Born in 1640, she somehow (historians can’t agree on the details) made it into the court of King Charles II. Incredibly, before embarking on her literary career, she served as a royal spy, undertaking espionage missions in Belgium and perhaps even Suriname. By the 1660s, she was back in London and making a name for herself as a writer. Despite not having a university education – women weren’t allowed in Oxford or Cambridge at this time – she was a successful poet and playwright. Most notably, she marketed herself as a professional, earning an honest living from her craft.

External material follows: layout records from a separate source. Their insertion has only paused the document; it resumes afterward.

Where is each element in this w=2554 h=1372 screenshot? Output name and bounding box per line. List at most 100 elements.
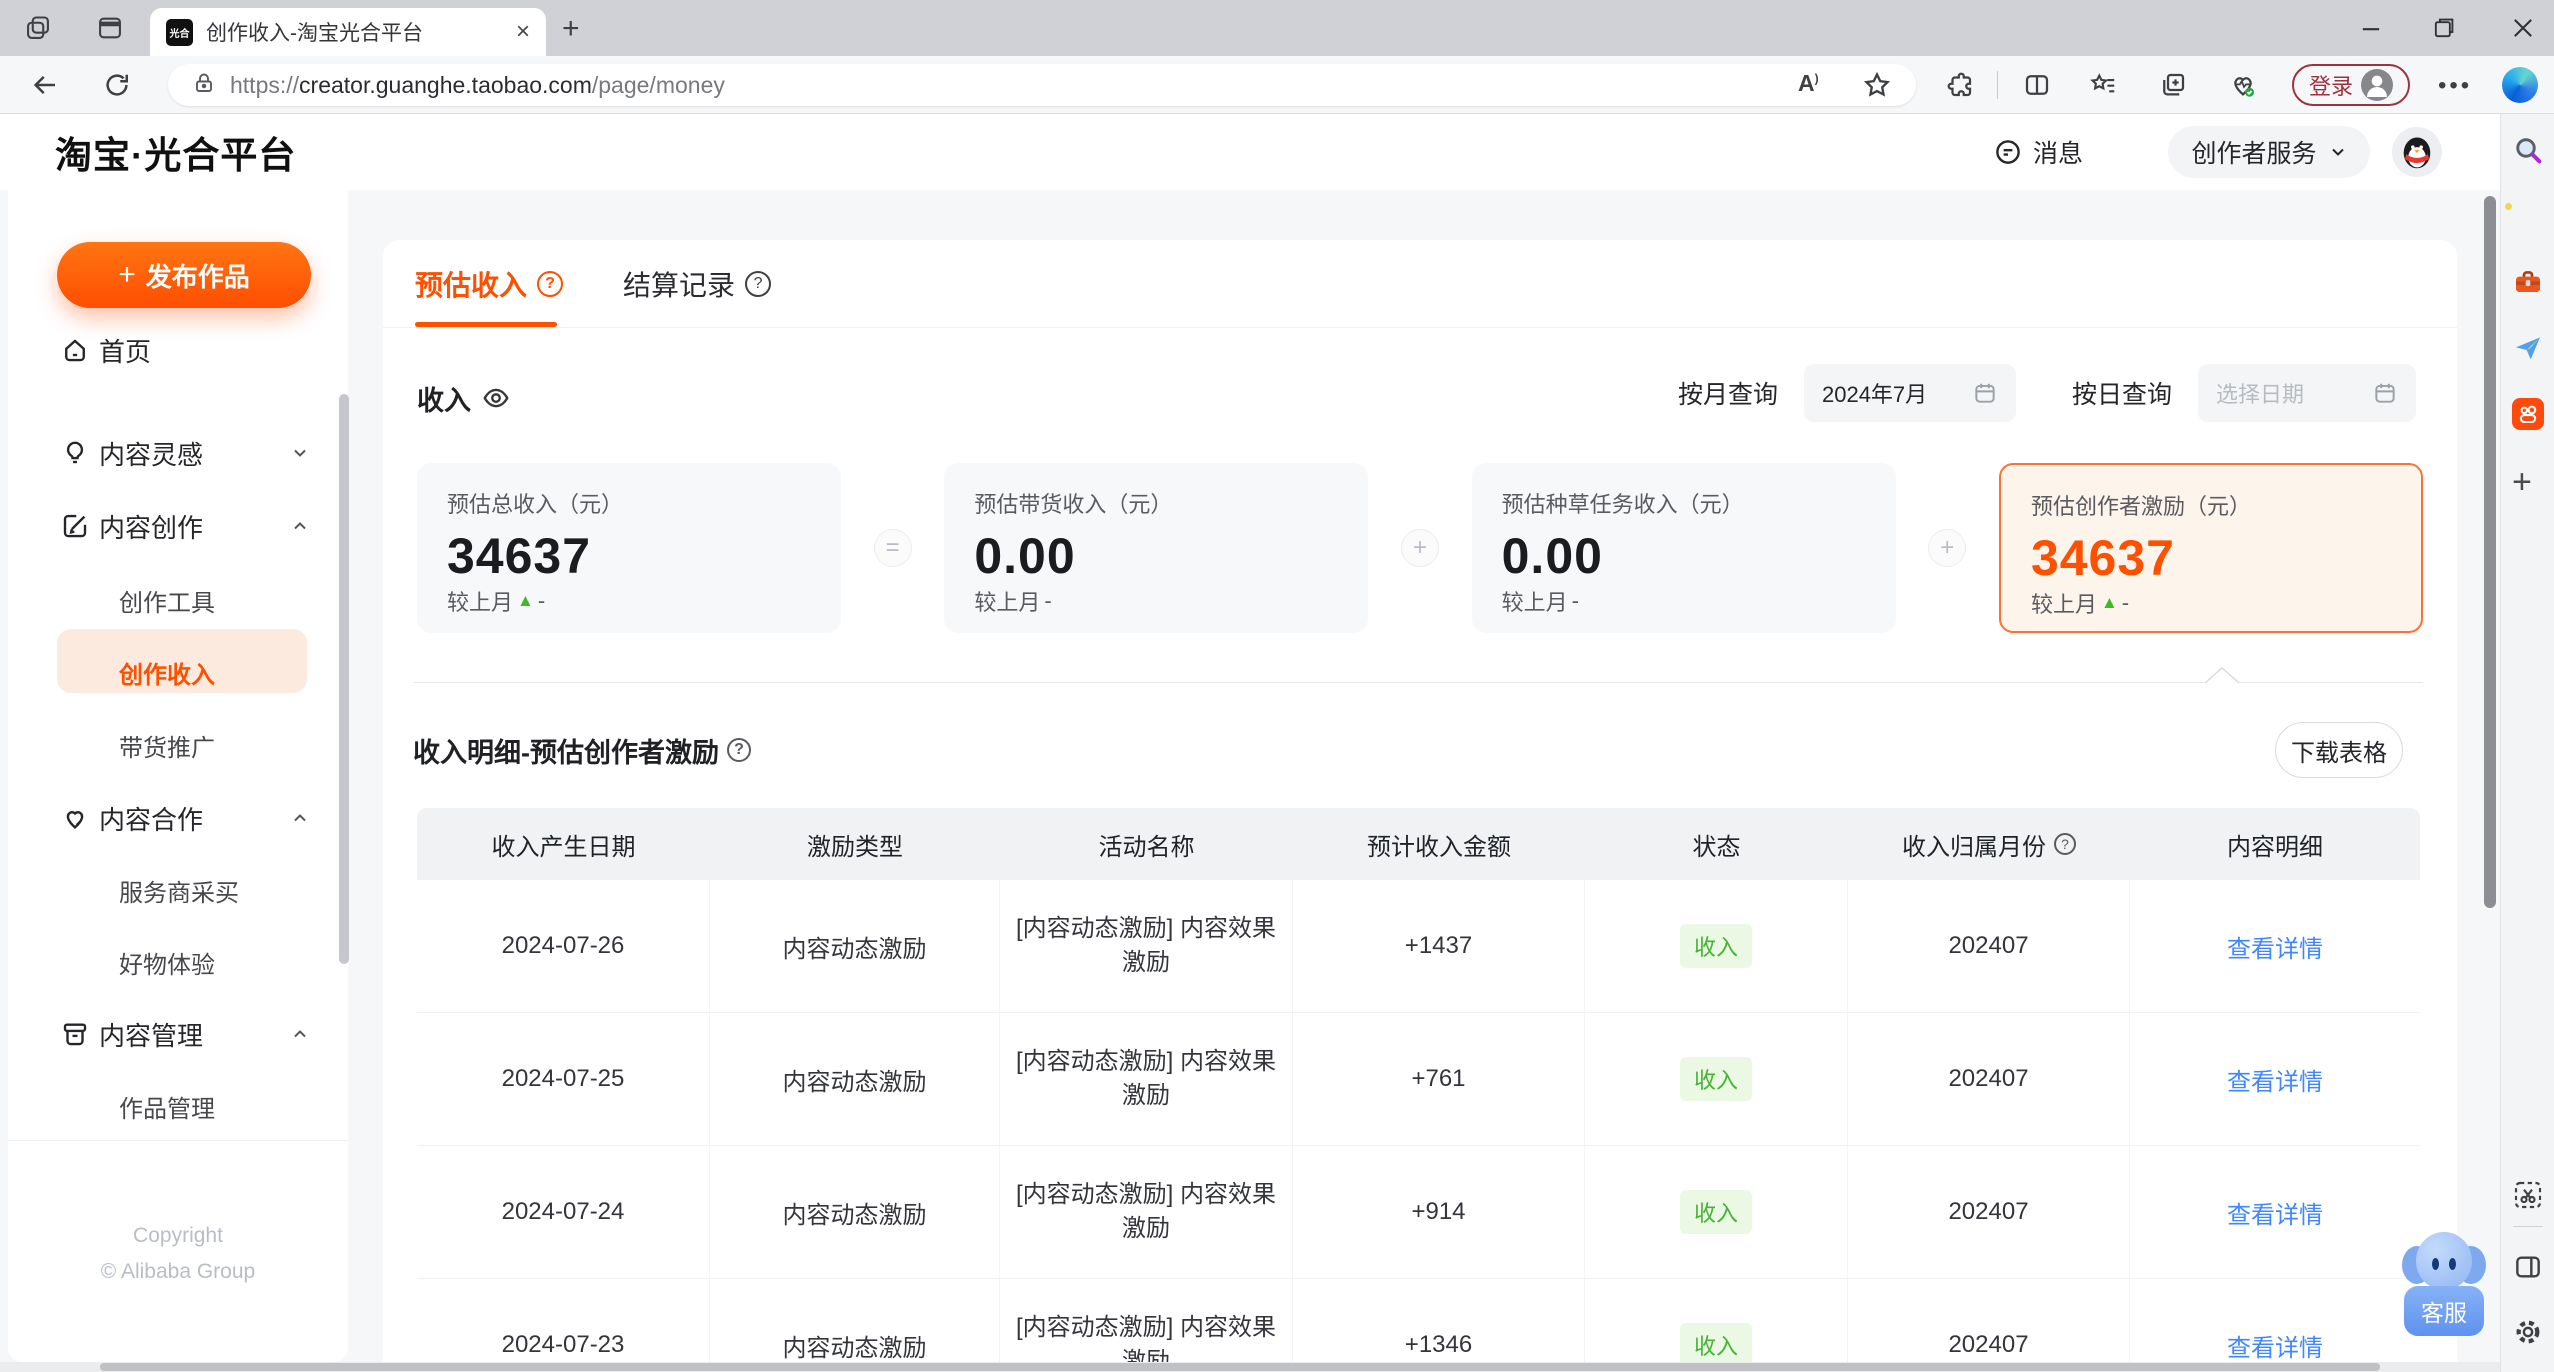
income-summary-cards: 预估总收入（元） 34637 较上月 ▲ - = 预估带货收入（元） 0.00 较上… [417,463,2423,633]
sidebar-item-product-trial[interactable]: 好物体验 [8,932,348,992]
view-details-link[interactable]: 查看详情 [2227,929,2323,964]
card-creator-incentive[interactable]: 预估创作者激励（元） 34637 较上月 ▲ - [1998,463,2423,633]
download-table-button[interactable]: 下载表格 [2275,722,2403,778]
date-filters: 按月查询 2024年7月 按日查询 选择日期 [1678,363,2416,422]
sidebar-panel-icon[interactable] [2512,1251,2544,1283]
site-header: 淘宝·光合平台 消息 创作者服务 [0,114,2500,190]
url-bar[interactable]: https://creator.guanghe.taobao.com/page/… [168,64,1916,106]
settings-more-icon[interactable]: ••• [2438,72,2472,100]
cell-status: 收入 [1585,880,1848,1012]
help-icon[interactable]: ? [2054,833,2076,855]
sidebar-item-label: 带货推广 [119,734,215,762]
back-icon[interactable] [30,70,60,100]
minimize-button[interactable] [2357,14,2385,42]
tab-settlement-records[interactable]: 结算记录 ? [623,264,772,304]
sidebar-add-icon[interactable]: + [2512,465,2544,499]
sidebar-item-creation[interactable]: 内容创作 [8,496,348,556]
collections-icon[interactable] [2158,70,2188,100]
tab-estimated-income[interactable]: 预估收入 ? [415,264,564,304]
toolbar-divider [1997,71,1998,99]
messages-button[interactable]: 消息 [1993,114,2083,190]
user-avatar[interactable] [2392,127,2442,177]
column-header: 激励类型 [807,833,903,861]
view-details-link[interactable]: 查看详情 [2227,1328,2323,1363]
sidebar-item-service-purchase[interactable]: 服务商采买 [8,860,348,920]
month-picker-input[interactable]: 2024年7月 [1803,363,2016,422]
status-badge: 收入 [1679,924,1752,968]
column-header: 活动名称 [1098,833,1195,861]
view-details-link[interactable]: 查看详情 [2227,1062,2323,1097]
card-label: 预估种草任务收入（元） [1501,492,1744,517]
sidebar-item-label: 作品管理 [119,1095,215,1123]
publish-work-button[interactable]: + 发布作品 [57,242,311,308]
view-details-link[interactable]: 查看详情 [2227,1195,2323,1230]
chevron-down-icon [290,443,310,463]
card-total-income[interactable]: 预估总收入（元） 34637 较上月 ▲ - [417,463,841,633]
tab-actions-icon[interactable] [96,14,124,42]
sidebar-item-home[interactable]: 首页 [8,320,348,380]
plus-operator: + [1928,529,1967,567]
tabs-divider [383,327,2457,328]
income-tabs: 预估收入 ? 结算记录 ? [415,258,772,310]
help-icon[interactable]: ? [745,271,772,297]
screenshot-icon[interactable] [2512,1179,2544,1211]
sidebar-shopping-icon[interactable] [2505,200,2544,232]
workspaces-icon[interactable] [24,14,52,42]
table-body: 2024-07-26 内容动态激励 [内容动态激励] 内容效果激励 +1437 … [417,880,2420,1372]
horizontal-scrollbar-thumb[interactable] [100,1363,2380,1371]
lock-icon[interactable] [192,71,216,99]
login-label: 登录 [2308,74,2353,99]
sidebar-item-cooperation[interactable]: 内容合作 [8,788,348,848]
refresh-icon[interactable] [102,70,132,100]
card-compare: 较上月 - [974,588,1052,615]
new-tab-button[interactable]: + [562,12,580,46]
sidebar-item-label: 创作收入 [119,661,215,689]
favorites-list-icon[interactable] [2088,70,2118,100]
browser-login-button[interactable]: 登录 [2292,64,2410,106]
sidebar-tools-icon[interactable] [2512,266,2544,298]
favorite-star-icon[interactable] [1862,70,1892,100]
sidebar-settings-gear-icon[interactable] [2512,1316,2544,1348]
help-icon[interactable]: ? [537,271,564,297]
card-sales-income[interactable]: 预估带货收入（元） 0.00 较上月 - [944,463,1369,633]
sidebar-item-creation-tools[interactable]: 创作工具 [8,570,348,630]
copyright-text: Copyright © Alibaba Group [100,1224,256,1283]
split-screen-icon[interactable] [2022,70,2052,100]
sidebar-item-label: 内容合作 [99,804,204,835]
tab-close-icon[interactable]: × [516,20,530,44]
sidebar-scrollbar[interactable] [339,394,349,964]
day-query-label: 按日查询 [2071,380,2172,409]
copilot-icon[interactable] [2502,67,2538,103]
browser-essentials-icon[interactable] [2228,70,2258,100]
creator-service-dropdown[interactable]: 创作者服务 [2168,126,2370,178]
sidebar-messenger-icon[interactable] [2512,332,2544,364]
heart-hands-icon [60,803,90,833]
eye-icon[interactable] [481,383,511,413]
card-seeding-task-income[interactable]: 预估种草任务收入（元） 0.00 较上月 - [1471,463,1896,633]
sidebar-kuaishou-icon[interactable] [2512,398,2544,430]
section-divider [413,682,2423,683]
page-scrollbar[interactable] [2484,196,2496,908]
extensions-icon[interactable] [1945,70,1975,100]
status-badge: 收入 [1679,1323,1752,1367]
help-icon[interactable]: ? [727,738,751,762]
sidebar-item-creation-income[interactable]: 创作收入 [8,642,348,702]
sidebar-item-promotion[interactable]: 带货推广 [8,715,348,775]
cell-incentive-type: 内容动态激励 [710,1146,1000,1278]
customer-service-widget[interactable]: 客服 [2402,1232,2486,1336]
sidebar-search-icon[interactable] [2512,134,2544,166]
column-header: 内容明细 [2227,833,2323,861]
day-picker-input[interactable]: 选择日期 [2198,363,2416,422]
site-logo[interactable]: 淘宝·光合平台 [55,114,296,190]
sidebar-item-content-management[interactable]: 内容管理 [8,1004,348,1064]
cell-action: 查看详情 [2130,1013,2420,1145]
close-window-button[interactable] [2509,14,2537,42]
service-menu-label: 创作者服务 [2191,140,2317,168]
sidebar-item-inspiration[interactable]: 内容灵感 [8,423,348,483]
cell-incentive-type: 内容动态激励 [710,1013,1000,1145]
maximize-button[interactable] [2430,14,2458,42]
detail-section-title: 收入明细-预估创作者激励 ? [413,722,751,778]
browser-tab[interactable]: 光合 创作收入-淘宝光合平台 × [150,8,546,56]
sidebar-item-works-management[interactable]: 作品管理 [8,1076,348,1136]
read-aloud-icon[interactable]: A) [1798,70,1828,100]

For a long time, Behn was condemned as a ‘scarlet woman’, of loose morals. To her critics, she aped the bad behaviour of men and was ‘unfeminine’. In the last century, however, her reputation was restored. Virginia Woolf and her contemporaries celebrated her as an early feminist. They cited Behn’s later years, when she lived in obscure poverty, as proof that she never compromised on her ideals or independence. Rather than taking a male sponsor, or even a lover to support herself, she chose to go it alone as a writer, even if it meant financial ruin.